Drugs with different chemical structures can provide new options, researchers say

By Bradley J. Fikes | 8 a.m. May 9, 2016

Health insurers and patients could safely save many billions of dollars annually by swapping out a more expensive drug for a less expensive generic in the same class of drugs, according to a study published Monday.

The suggestion goes beyond the common practice of substituting a generic drug for a brand-name drug with the identical active ingredient. The researchers say that in many instances, a generic with a different chemical makeup, prescribed for the same disease, could work just as well. This is called therapeutic substitution

For example, a brand-name proton pump inhibitor, used to reduce acid reflux, could be replaced with a generic proton pump inhibitor with a different active ingredient. In many cases, the benefits would be the same. To pay more for the same benefit is just excess spending, the researchers say.

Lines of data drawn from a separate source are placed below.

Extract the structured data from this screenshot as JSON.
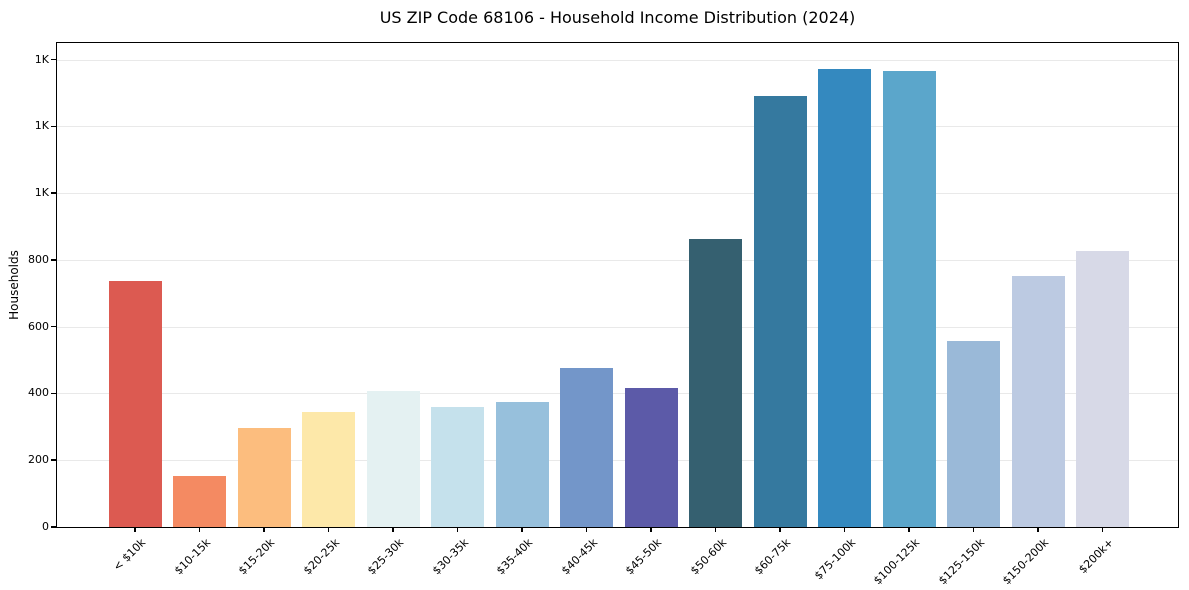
{
  "chart_data": {
    "type": "bar",
    "title": "US ZIP Code 68106 - Household Income Distribution (2024)",
    "xlabel": "",
    "ylabel": "Households",
    "categories": [
      "< $10k",
      "$10-15k",
      "$15-20k",
      "$20-25k",
      "$25-30k",
      "$30-35k",
      "$35-40k",
      "$40-45k",
      "$45-50k",
      "$50-60k",
      "$60-75k",
      "$75-100k",
      "$100-125k",
      "$125-150k",
      "$150-200k",
      "$200k+"
    ],
    "values": [
      738,
      154,
      297,
      346,
      408,
      361,
      376,
      477,
      415,
      864,
      1292,
      1373,
      1367,
      558,
      753,
      828
    ],
    "bar_colors": [
      "#dc5a51",
      "#f48a62",
      "#fcbd7e",
      "#fde8a9",
      "#e4f1f2",
      "#c5e1ec",
      "#97c0dc",
      "#7396c9",
      "#5c5aa8",
      "#356070",
      "#35799f",
      "#3489bf",
      "#5ba6cb",
      "#9ab9d8",
      "#bccae2",
      "#d7d9e7"
    ],
    "ylim": [
      0,
      1450
    ],
    "yticks": [
      {
        "value": 0,
        "label": "0"
      },
      {
        "value": 200,
        "label": "200"
      },
      {
        "value": 400,
        "label": "400"
      },
      {
        "value": 600,
        "label": "600"
      },
      {
        "value": 800,
        "label": "800"
      },
      {
        "value": 1000,
        "label": "1K"
      },
      {
        "value": 1200,
        "label": "1K"
      },
      {
        "value": 1400,
        "label": "1K"
      }
    ],
    "grid": "horizontal-only",
    "legend": "none"
  },
  "colors": {
    "background": "#ffffff",
    "grid": "#e9e9e9",
    "spine": "#000000",
    "text": "#000000"
  }
}
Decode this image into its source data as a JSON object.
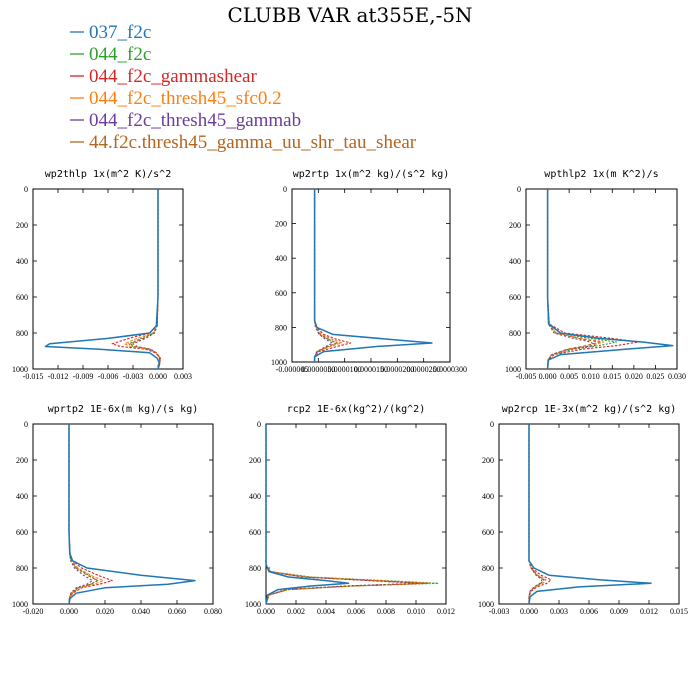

Excess spending of $73 billion took place between 2010 and 2012, the study concluded. Researchers examined prescription data on 107,123 patients, using the Medical Expenditure Panel Survey from the Department of Health and Human Services.

Of the total excess spending during that period, patients paid 33 percent, or $24.6 billion, out of pocket.

The study was published in JAMA Internal Medicine. It was authored by Michael E. Johansen, M.D., of The Ohio State University in Columbus; and Caroline Richardson, M.D., of the University of Michigan, Ann Arbor. It can be found at http://j.mp/drugsubs.

The most excess money was spent on statins to lower cholesterol, with an excess expenditure of $10.9 billion; and atypical antipsychotics for mental disorders, with a $9.9 billion excess. Proton pump inhibitors to reduce stomach acid incurred an extra expense of $6.12 billion; and selective serotonin reuptake inhibitors, for depression, $6.08 billion.

“A previous study showed substantial potential savings if therapeutic substitution were introduced to Medicare Part D,” the authors stated. “In addition, a nationally representative study showed high levels of branded proton pump inhibitor (PPI) use and expenditure between 2007 and 2011 when a therapeutically equivalent generic medication was available.”

Certain classes of drugs were omitted from the analysis, including some antibiotics and respiratory drugs and testosterone. Insulin was also omitted, because no generic form is available.

The study’s cost savings estimates are correct, said Jonathan Watanabe, an assistant professor in the Skaggs School of Pharmacy and Pharmaceutical Sciences at UC San Diego. Watanabe wrote his doctor of pharmacy thesis on the subject.

“It’s been demonstrated in several studies that there’s a lot of money being left on the table, because we’re not using generics as effectively as we could be,” Watanabe said.

Substitution may actually improve patient health, Watanabe said. Those who have trouble affording expensive brand-name drugs are apt to fall out of compliance, losing all benefit from the drug they never take. And that may mean greater expenses down the road, if patients are hospitalized for a condition that faithful adherence to their medications could have averted.

“If we could keep them more adherent, we could reduce health system costs,” he said.

Putting therapeutic substitution into practice will require better communication between doctors and pharmacists, and systems they use need to be redesigned, said author Johansen.

“The health care systems, the medical records systems, should be more aligned toward getting the easiest, cheapest, best drug into the patient’s hands,” Johansen said.

To do that, spreading the knowledge that pharmacists have is essential, he said.